I love this gritty version of The O’Jays’ superb “Back Stabbers” by Soo Catwoman, one of the most famous faces of the early punk days. Soo was the cover star of the Sex Pistols’ Anarchy In The UK fanzine and her distinctive hairstyle was later copied by Keith Flint of The Prodigy. She’s backed on this 1998 cut by one-time Generation X, Empire and Westworld guitarist Derwood Andrews (who also crafted the video) and drummer turned grail hunter Rat Scabies. It was recorded at The Arch, Rat’s studio under Kew Bridge, and I believe I am right in saying it was the first time Soo had committed her vocals to tape. Although the track wasn’t released back then, it’s now available as a download at CD Baby. Click here for Soo Catwoman’s CD Baby artist page and here for her website, where you’ll find some great merchandising on the store page.
The longer this blog goes on (and I’m surprised it has gone on this long), the more hits I’m getting through search engines. Which is great. Every hit is a good hit.
I’m very intrigued by the search engine terms that have brought some visitors here, though. They include “sweaty Marquee” (just about everything about The Marquee was sweaty, especially the sticky floor), “Marco & Tony Leeds bouncers 1980s”, “lego ladies”, “quick police sex” (two different searches, presumably pulled in by the Sex Pistols and Police tags), “poor Mrs Bonky”, “hysterical injury”, “sticks fingers up his nose” (I’m glad I don’t know why someone was looking for that) and “Scabies anak kucing” (answers on a postcard). But my favourites so far have to be “PJ Harvey pushes nose up” (what is it with noses, people?), “Georgian bukkake” (if we’re talking about some recently discovered 18th century pastime, I do hope Tony Robinson will soon be making a telly programme about it), and “Gaye Advert pants down”.

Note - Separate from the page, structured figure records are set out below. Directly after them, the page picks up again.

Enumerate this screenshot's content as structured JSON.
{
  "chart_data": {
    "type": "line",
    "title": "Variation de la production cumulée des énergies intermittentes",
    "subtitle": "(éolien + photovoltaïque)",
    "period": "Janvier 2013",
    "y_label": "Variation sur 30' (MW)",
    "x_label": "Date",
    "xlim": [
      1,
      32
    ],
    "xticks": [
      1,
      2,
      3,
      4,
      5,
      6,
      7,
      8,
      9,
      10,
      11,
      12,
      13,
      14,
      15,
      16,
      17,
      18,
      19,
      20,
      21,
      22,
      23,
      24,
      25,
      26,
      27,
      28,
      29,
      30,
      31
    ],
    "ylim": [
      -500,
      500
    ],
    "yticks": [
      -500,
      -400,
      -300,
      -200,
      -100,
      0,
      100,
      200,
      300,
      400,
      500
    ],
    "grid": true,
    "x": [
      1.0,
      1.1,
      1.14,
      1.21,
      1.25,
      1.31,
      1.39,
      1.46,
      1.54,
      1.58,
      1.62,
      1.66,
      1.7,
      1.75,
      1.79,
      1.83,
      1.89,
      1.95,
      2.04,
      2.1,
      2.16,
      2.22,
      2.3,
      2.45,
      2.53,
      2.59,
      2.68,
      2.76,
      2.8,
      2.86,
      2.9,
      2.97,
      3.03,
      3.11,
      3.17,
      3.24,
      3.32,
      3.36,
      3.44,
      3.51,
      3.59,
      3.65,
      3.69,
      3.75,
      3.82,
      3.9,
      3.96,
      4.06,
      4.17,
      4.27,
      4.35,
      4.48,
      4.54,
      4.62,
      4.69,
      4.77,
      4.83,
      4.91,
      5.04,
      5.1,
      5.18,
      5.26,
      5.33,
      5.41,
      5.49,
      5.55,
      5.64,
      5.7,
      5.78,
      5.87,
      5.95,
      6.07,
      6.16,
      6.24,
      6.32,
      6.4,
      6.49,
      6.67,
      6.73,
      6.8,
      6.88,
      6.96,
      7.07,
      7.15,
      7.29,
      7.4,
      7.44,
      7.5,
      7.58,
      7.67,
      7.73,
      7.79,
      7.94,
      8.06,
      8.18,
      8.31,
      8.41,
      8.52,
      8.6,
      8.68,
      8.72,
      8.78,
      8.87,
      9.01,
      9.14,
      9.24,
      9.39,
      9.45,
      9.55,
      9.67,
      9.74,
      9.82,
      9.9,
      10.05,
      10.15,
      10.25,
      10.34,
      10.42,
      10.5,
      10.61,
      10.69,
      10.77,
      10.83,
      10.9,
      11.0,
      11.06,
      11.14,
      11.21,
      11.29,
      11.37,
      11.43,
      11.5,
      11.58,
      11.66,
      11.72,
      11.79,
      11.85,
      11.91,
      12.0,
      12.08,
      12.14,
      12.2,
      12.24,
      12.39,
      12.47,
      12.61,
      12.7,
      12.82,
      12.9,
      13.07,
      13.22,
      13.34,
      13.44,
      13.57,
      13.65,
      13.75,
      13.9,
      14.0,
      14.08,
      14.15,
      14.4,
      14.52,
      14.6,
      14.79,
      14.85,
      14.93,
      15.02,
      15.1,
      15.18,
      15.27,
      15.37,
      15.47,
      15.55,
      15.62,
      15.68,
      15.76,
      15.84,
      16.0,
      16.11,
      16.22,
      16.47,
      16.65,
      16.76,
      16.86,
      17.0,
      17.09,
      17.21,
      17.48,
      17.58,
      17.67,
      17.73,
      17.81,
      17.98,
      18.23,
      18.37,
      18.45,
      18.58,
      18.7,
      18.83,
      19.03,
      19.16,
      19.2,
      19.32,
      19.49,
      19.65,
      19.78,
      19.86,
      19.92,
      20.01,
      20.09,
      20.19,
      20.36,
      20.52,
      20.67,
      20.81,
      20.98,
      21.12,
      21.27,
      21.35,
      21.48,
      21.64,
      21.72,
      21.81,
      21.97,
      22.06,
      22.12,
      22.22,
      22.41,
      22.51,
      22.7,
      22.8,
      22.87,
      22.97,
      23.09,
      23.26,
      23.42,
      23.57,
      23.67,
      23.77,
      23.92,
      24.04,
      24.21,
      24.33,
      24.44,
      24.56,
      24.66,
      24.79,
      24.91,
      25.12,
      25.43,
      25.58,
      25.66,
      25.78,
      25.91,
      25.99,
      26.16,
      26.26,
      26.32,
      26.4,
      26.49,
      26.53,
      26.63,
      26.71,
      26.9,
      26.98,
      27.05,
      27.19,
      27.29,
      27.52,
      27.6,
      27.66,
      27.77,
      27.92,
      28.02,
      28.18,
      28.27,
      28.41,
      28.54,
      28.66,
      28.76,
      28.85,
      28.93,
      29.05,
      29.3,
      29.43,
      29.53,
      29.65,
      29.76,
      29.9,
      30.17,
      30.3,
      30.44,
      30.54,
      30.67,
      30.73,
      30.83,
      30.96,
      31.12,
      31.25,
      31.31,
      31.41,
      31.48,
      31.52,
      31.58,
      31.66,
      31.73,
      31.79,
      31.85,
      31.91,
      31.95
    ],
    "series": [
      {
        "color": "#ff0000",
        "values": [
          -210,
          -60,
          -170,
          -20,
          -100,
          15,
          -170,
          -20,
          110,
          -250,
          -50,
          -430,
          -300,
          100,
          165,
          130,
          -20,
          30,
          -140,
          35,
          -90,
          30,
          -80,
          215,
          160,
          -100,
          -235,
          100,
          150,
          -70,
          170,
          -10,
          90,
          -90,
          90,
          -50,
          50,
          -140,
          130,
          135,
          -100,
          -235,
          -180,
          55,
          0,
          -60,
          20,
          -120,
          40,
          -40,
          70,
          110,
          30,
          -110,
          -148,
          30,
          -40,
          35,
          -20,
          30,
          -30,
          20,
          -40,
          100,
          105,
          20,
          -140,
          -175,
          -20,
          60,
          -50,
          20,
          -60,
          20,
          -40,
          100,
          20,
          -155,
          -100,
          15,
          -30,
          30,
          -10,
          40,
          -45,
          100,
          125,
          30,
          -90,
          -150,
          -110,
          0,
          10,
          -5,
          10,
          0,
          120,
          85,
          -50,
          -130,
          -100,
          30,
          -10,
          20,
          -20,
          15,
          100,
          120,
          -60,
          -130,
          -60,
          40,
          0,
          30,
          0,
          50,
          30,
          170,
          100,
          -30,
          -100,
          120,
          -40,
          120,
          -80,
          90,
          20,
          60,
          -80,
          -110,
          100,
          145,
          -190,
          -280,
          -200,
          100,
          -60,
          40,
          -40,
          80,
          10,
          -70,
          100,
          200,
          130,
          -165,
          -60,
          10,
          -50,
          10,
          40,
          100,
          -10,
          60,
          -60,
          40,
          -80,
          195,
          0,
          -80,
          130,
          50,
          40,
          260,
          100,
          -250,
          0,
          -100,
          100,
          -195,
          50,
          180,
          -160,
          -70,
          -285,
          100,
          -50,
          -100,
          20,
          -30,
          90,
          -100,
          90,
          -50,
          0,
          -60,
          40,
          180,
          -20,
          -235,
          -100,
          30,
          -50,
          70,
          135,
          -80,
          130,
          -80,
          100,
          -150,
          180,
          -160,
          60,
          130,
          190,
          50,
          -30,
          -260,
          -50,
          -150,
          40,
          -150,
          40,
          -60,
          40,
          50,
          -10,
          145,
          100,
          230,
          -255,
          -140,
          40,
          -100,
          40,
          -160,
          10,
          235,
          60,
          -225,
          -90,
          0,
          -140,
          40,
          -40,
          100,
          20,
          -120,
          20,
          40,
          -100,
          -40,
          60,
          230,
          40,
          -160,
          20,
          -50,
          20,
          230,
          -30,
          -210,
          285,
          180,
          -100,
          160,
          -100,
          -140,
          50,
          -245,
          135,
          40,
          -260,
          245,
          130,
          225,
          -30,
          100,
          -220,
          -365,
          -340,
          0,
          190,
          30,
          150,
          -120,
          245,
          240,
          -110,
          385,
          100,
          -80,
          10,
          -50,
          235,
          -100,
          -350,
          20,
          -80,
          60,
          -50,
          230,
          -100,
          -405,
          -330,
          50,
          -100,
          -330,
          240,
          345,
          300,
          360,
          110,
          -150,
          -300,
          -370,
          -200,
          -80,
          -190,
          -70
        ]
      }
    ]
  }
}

I love this shot of John Lydon, the sometime Sex Pistol and PiL ringmaster. It was taken outside The Limelight in London in 1987 by Mark Baker.
I worked with Mark at a cracking magazine called The Buzz during the late 1980s (after which he became the in-house photographer for Sony Records in the UK) and I was with him the night that he took this picture. John Lydon was going into The Limelight just as Mark was coming out. Or, to be slightly more accurate, Lydon was going in just as Mark was getting chucked out – quite literally, as it goes – having had a bit of a tussle with a couple of the club’s bouncers.
Mark Baker has now produced a digital print of his John Lydon photograph in a limited edition of 45 copies at £45 each. The prints are 28 x 24 cm (paper size 33 x 48 cm), numbered and signed by Mark. They also come with a certificate of authenticity. Get in touch with Mark through his website – click here if you missed the link in the first paragraph – if you’d like to have one on your wall or you need more information.
I can’t find the words to tell you just how much I love this. It was printed across the middle pages of Sounds in April 1977, accompanying an A-to-Z of the first wave of UK punk bands. I’ve lost the first and last pages of the article, and there are no credits on the pages that I do have, but I think the A-to-Z was written by Jonh Ingham and I presume the collage was put together by the Sounds art team, in a style in keeping with the fanzines of the time.
Sounds was several leagues ahead of the rest of the music press in covering the embryonic days of punk. The collage features all the obvious names – Sex Pistols, The Damned, The Clash and so on – but it also includes less well known acts such as The Models, The Cortinas and Suburban Studs. Click the image to see it in its full glory and keep an eye out for The Police (before they got hold of the peroxide bottle), Skrewdriver (before Ian Stuart Donaldson turned into a Nazi bastard) and a terrific early photo of The Slits. One outfit that you won’t see on there is Iron Maiden – but then you wouldn’t expect to, would you? Well, as it goes, Iron Maiden do appear in the A-to-Z, where they describe themselves as “bloody shock rock”. They were fronted by Den Ace at this point and had somebody called Ron Rebel playing drums.
I had the collage on my bedroom wall for ages and ages, so it’s badly discoloured, but I’d say that adds to its historic value. I’m not sure history will look kindly on me for having censored the “Fuck Off” on Gaye Advert’s T-shirt with a biro, though. At least I think that was me. I don’t remember doing it, but the scribbling out seems to be in blue ink rather than being an original feature of the collage. If it was me, I suspect I did it in case my mum ever took a close look at it on my wall.
UPDATE (posted 30/10/2011)
I was wrong about Jonh Ingham writing the A-to-Z that accompanied the collage. Jonh has been in touch to say that he wrote a big article about punk for Sounds in around October 1976 (The “?” Rock Special), but he had nothing to do with this piece. My next best guess is the A-to-Z was by the late Giovanni Dadomo, another early champion of punk in the music press. As well as being a journalist, Giovanni was a member of Arthur Comics (later known as The Snivelling Shits), who appear in the article between Alternative T-TV [sic] and The Boys.